The Washington Post: With DNA of chocolate nearly decoded by scientists, could sweeter treats await?

The New York Times: DNA of Cacao Bean Tree Sequenced by Mars and Hershey (requires a login)

And of course, there’s the Cacao Genome project’s website itself.

Normally the pay off when a company sequences a genome is an advantage over their competition, but Mars has released this dataset to the public, which includes their competitors (although obviously one of their biggest competitors, Hershey, was already going to have its own version of the genome one way or another). Normally the pay-off when public sector scientists sequence a genome comes in the form of publications***** but it’s not clear if that will happen either in this case given the competing genome version. So to everyone involved in the cacao genome project, thank you.

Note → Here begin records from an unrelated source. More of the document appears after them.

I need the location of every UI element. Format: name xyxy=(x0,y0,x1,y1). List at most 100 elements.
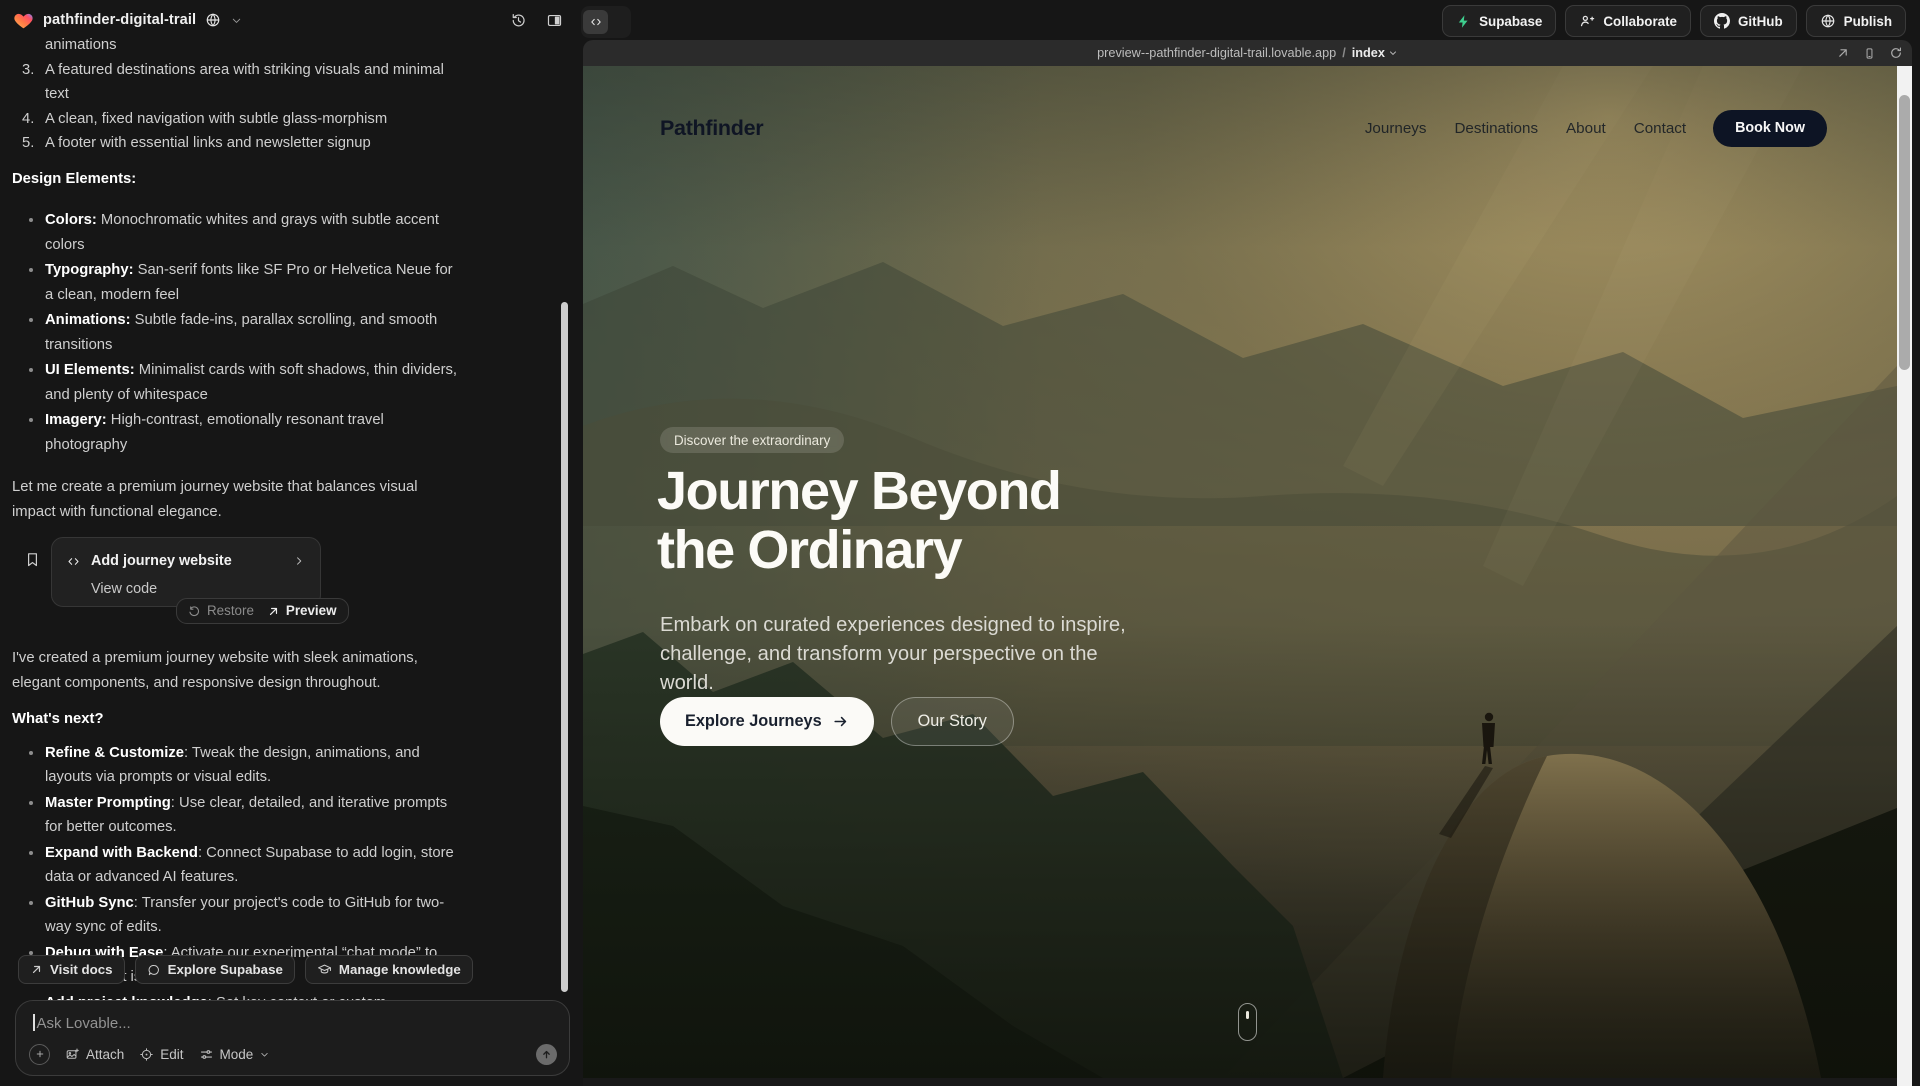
bullet-dot xyxy=(29,801,33,805)
attach-image-icon xyxy=(65,1047,80,1062)
artifact-block: Add journey website View code Restore xyxy=(12,537,458,622)
list-item: Animations: Subtle fade-ins, parallax sc… xyxy=(12,308,458,357)
whats-next-heading: What's next? xyxy=(12,707,458,732)
mode-selector[interactable]: Mode xyxy=(199,1047,271,1062)
supabase-label: Supabase xyxy=(1479,14,1542,29)
code-preview-toggle[interactable] xyxy=(581,6,631,38)
bullet-dot xyxy=(29,268,33,272)
arrow-right-icon xyxy=(832,713,849,730)
add-button[interactable] xyxy=(29,1044,50,1065)
publish-globe-icon xyxy=(1820,13,1836,29)
code-icon[interactable] xyxy=(583,10,608,34)
chat-text-partial: animations xyxy=(45,33,458,58)
our-story-button[interactable]: Our Story xyxy=(891,697,1014,746)
artifact-card[interactable]: Add journey website View code xyxy=(51,537,321,607)
list-item: Colors: Monochromatic whites and grays w… xyxy=(12,208,458,257)
supabase-bolt-icon xyxy=(1456,14,1471,29)
edit-button[interactable]: Edit xyxy=(139,1047,183,1062)
open-external-icon[interactable] xyxy=(1836,46,1850,60)
list-item: 5.A footer with essential links and news… xyxy=(12,131,458,156)
bullet-dot xyxy=(29,368,33,372)
bullet-dot xyxy=(29,951,33,955)
nav-link-journeys[interactable]: Journeys xyxy=(1365,120,1427,137)
chat-scrollbar[interactable] xyxy=(561,302,568,992)
hero-badge: Discover the extraordinary xyxy=(660,427,844,453)
numbered-list: 3.A featured destinations area with stri… xyxy=(12,58,458,156)
supabase-button[interactable]: Supabase xyxy=(1442,5,1556,37)
list-item: GitHub Sync: Transfer your project's cod… xyxy=(12,891,458,940)
refresh-icon[interactable] xyxy=(1889,46,1903,60)
nav-link-contact[interactable]: Contact xyxy=(1634,120,1686,137)
chat-messages: animations 3.A featured destinations are… xyxy=(12,33,458,1040)
list-item: Refine & Customize: Tweak the design, an… xyxy=(12,741,458,790)
composer: Ask Lovable... Attach Edit xyxy=(15,1000,570,1076)
attach-button[interactable]: Attach xyxy=(65,1047,124,1062)
bullet-dot xyxy=(29,851,33,855)
design-elements-heading: Design Elements: xyxy=(12,167,458,192)
publish-label: Publish xyxy=(1844,14,1892,29)
scroll-indicator xyxy=(1238,1003,1257,1041)
preview-scrollbar-thumb[interactable] xyxy=(1899,95,1910,370)
hero-cta-row: Explore Journeys Our Story xyxy=(660,697,1014,746)
collaborate-label: Collaborate xyxy=(1603,14,1677,29)
hero-subtext: Embark on curated experiences designed t… xyxy=(660,611,1155,698)
github-button[interactable]: GitHub xyxy=(1700,5,1797,37)
restore-button[interactable]: Restore xyxy=(188,599,254,624)
list-item: Typography: San-serif fonts like SF Pro … xyxy=(12,258,458,307)
design-bullet-list: Colors: Monochromatic whites and grays w… xyxy=(12,208,458,457)
text-cursor xyxy=(33,1014,35,1031)
urlbar-actions xyxy=(1836,40,1903,66)
list-item: 3.A featured destinations area with stri… xyxy=(12,58,458,107)
send-button[interactable] xyxy=(536,1044,557,1065)
assistant-paragraph: I've created a premium journey website w… xyxy=(12,646,458,695)
hero-headline: Journey Beyond the Ordinary xyxy=(657,462,1061,580)
external-link-icon xyxy=(30,963,43,976)
chevron-down-icon xyxy=(1388,48,1398,58)
preview-urlbar: preview--pathfinder-digital-trail.lovabl… xyxy=(583,40,1912,66)
composer-toolbar: Attach Edit Mode xyxy=(29,1042,557,1066)
explore-journeys-button[interactable]: Explore Journeys xyxy=(660,697,874,746)
sliders-icon xyxy=(199,1047,214,1062)
quick-actions: Visit docs Explore Supabase Manage knowl… xyxy=(18,955,473,984)
scroll-wheel-dot xyxy=(1246,1011,1249,1019)
github-label: GitHub xyxy=(1738,14,1783,29)
list-item: Expand with Backend: Connect Supabase to… xyxy=(12,841,458,890)
site-header: Pathfinder Journeys Destinations About C… xyxy=(583,100,1897,156)
bookmark-icon[interactable] xyxy=(24,551,41,568)
preview-scrollbar-track[interactable] xyxy=(1897,66,1912,1086)
collaborate-people-icon xyxy=(1579,13,1595,29)
preview-url: preview--pathfinder-digital-trail.lovabl… xyxy=(1097,46,1336,60)
bullet-dot xyxy=(29,751,33,755)
preview-button[interactable]: Preview xyxy=(267,599,337,624)
bullet-dot xyxy=(29,418,33,422)
list-item: 4.A clean, fixed navigation with subtle … xyxy=(12,107,458,132)
github-icon xyxy=(1714,13,1730,29)
bullet-dot xyxy=(29,318,33,322)
nav-link-about[interactable]: About xyxy=(1566,120,1606,137)
external-link-icon xyxy=(267,605,280,618)
bullet-dot xyxy=(29,218,33,222)
page-selector[interactable]: index xyxy=(1352,46,1398,60)
visit-docs-button[interactable]: Visit docs xyxy=(18,955,125,984)
book-now-button[interactable]: Book Now xyxy=(1713,110,1827,147)
preview-panel: preview--pathfinder-digital-trail.lovabl… xyxy=(583,40,1912,1086)
nav-link-destinations[interactable]: Destinations xyxy=(1454,120,1538,137)
restore-icon xyxy=(188,605,201,618)
chat-panel: animations 3.A featured destinations are… xyxy=(0,0,583,1086)
graduation-cap-icon xyxy=(317,962,332,977)
restore-preview-pill: Restore Preview xyxy=(176,598,349,624)
chat-bubble-icon xyxy=(147,963,161,977)
explore-supabase-button[interactable]: Explore Supabase xyxy=(135,955,295,984)
code-icon xyxy=(66,554,81,569)
collaborate-button[interactable]: Collaborate xyxy=(1565,5,1691,37)
select-target-icon xyxy=(139,1047,154,1062)
publish-button[interactable]: Publish xyxy=(1806,5,1906,37)
chevron-down-icon xyxy=(259,1049,270,1060)
list-item: Imagery: High-contrast, emotionally reso… xyxy=(12,408,458,457)
chat-input[interactable]: Ask Lovable... xyxy=(33,1014,555,1036)
manage-knowledge-button[interactable]: Manage knowledge xyxy=(305,955,473,984)
site-nav: Journeys Destinations About Contact xyxy=(1365,120,1686,137)
mobile-view-icon[interactable] xyxy=(1863,47,1876,60)
bullet-dot xyxy=(29,901,33,905)
site-logo[interactable]: Pathfinder xyxy=(660,116,763,141)
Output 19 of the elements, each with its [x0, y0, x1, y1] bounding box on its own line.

*If you’re downloading the sequence data, these are labeled as super_contigs 1-10.

**Mars apparently pledged to spend $10 million sequencing the chocolate genome over 5 years. Since the genome was released after only two years, I’m not sure how much of that money was actually spent.

***Although that could be changing. For example the JGI Cucumber genome project appears to have been scooped when the China’s BGI who published their version of the genome first. Edit (February 2012: This isn’t actually what happened, I have the chance to talk with someone from JGI who explained their cucumber genome assembly was carried out using donated data, and was never intended for publication.)

****The genome projects out there that constantly miss promised release dates for their data know who they are….

*****And with publications come wealth, fame, and adoration by members of the opposite sex… I wish.